# Peerless transmission question



## colinp007 (2 mo ago)

Hi I have a Mountfield 1538M-SD Lawn tractor that uses a 5 speed Peerless MST-205-535H manual (not hydrostatic) transmission. Yesterday I was unable to pull away on the tractor - reverse or forward. Obviously the drive belt may be slipping although I am not totally convinced that is the case as this problem came on quite suddenly after I had been using the tractor without issue for half an hour or so.With the belt removed i can see that turning the pulley on the transmission makes the wheels go round with the back of the tractor jacked up. I can see turning one wheel the other goes backwards. I am able to change through the gears ok.

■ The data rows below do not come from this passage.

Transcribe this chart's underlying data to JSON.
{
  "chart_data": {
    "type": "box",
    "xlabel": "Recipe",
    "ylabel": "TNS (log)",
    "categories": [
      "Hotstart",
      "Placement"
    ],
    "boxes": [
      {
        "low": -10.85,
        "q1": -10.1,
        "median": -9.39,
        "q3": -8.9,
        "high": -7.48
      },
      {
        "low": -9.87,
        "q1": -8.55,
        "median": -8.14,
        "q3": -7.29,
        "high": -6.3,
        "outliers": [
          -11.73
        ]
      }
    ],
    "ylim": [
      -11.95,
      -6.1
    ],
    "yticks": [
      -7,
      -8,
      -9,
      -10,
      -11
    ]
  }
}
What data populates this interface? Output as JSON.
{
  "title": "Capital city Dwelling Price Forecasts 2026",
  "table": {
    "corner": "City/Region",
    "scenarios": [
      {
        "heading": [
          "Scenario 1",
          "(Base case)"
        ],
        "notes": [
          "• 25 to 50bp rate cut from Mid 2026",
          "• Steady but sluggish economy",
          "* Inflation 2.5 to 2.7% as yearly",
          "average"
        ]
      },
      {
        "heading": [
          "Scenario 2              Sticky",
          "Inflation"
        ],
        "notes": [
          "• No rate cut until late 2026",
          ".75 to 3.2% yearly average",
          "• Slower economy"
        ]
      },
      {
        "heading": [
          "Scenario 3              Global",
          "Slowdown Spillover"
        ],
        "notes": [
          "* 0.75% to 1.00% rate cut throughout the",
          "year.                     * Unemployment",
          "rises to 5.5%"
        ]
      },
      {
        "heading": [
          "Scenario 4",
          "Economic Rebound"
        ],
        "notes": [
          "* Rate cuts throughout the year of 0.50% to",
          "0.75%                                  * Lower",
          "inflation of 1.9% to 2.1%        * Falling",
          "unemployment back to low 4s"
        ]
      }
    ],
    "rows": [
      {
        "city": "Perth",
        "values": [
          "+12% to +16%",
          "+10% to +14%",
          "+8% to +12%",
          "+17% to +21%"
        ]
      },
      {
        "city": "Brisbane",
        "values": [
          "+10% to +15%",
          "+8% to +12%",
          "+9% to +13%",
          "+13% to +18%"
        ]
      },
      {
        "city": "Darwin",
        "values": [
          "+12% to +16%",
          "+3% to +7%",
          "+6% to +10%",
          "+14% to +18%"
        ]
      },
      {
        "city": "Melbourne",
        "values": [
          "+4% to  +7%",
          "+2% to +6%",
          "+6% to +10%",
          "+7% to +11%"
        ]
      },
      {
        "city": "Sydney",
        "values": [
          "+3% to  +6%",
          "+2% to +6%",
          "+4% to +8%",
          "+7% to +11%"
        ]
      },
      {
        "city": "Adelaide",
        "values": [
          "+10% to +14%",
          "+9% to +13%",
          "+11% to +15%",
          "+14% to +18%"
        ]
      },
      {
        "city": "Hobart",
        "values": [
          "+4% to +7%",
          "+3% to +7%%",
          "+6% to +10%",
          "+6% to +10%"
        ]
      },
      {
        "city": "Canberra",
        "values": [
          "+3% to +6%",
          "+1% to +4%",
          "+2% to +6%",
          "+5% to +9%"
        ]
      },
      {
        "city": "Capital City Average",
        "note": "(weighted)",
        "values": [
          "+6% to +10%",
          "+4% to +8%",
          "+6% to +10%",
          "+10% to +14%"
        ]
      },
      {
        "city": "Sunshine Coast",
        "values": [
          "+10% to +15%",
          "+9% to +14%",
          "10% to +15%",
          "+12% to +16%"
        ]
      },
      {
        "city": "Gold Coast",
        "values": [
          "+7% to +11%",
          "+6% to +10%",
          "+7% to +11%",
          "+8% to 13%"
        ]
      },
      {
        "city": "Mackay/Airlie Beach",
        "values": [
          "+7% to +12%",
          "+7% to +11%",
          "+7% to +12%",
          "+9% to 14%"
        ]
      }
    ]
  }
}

Are there any simple tests that I can carry out to see if the transmission is sound? Dumb question - if the tractor is in gear should I be able push the tractor along by hand? I can btw. I am trying to establish whether I have a drive belt/pulley type issue or whether the transmission itself is at fault before I remove it for inspection/disassembly etc. Thanks in advance.


----------



## EdF (Sep 15, 2014)

Hello colinp, welcome to the tractor forum.

One check comes to mind, energize the clutch to see if the belt turns the trans drive pulley. If so, does the shaft turn with the pulley? If not, you have a sheared key between the drive pulley & shaft. If the shaft is turning but the wheels don't turn, you have a internal trans problem. 

You should be able to push the mower if the clutch is not engaged (belt is slack)


----------



## colinp007 (2 mo ago)

Thanks EdF I am leaning towards an internal trans problem based on that then


----------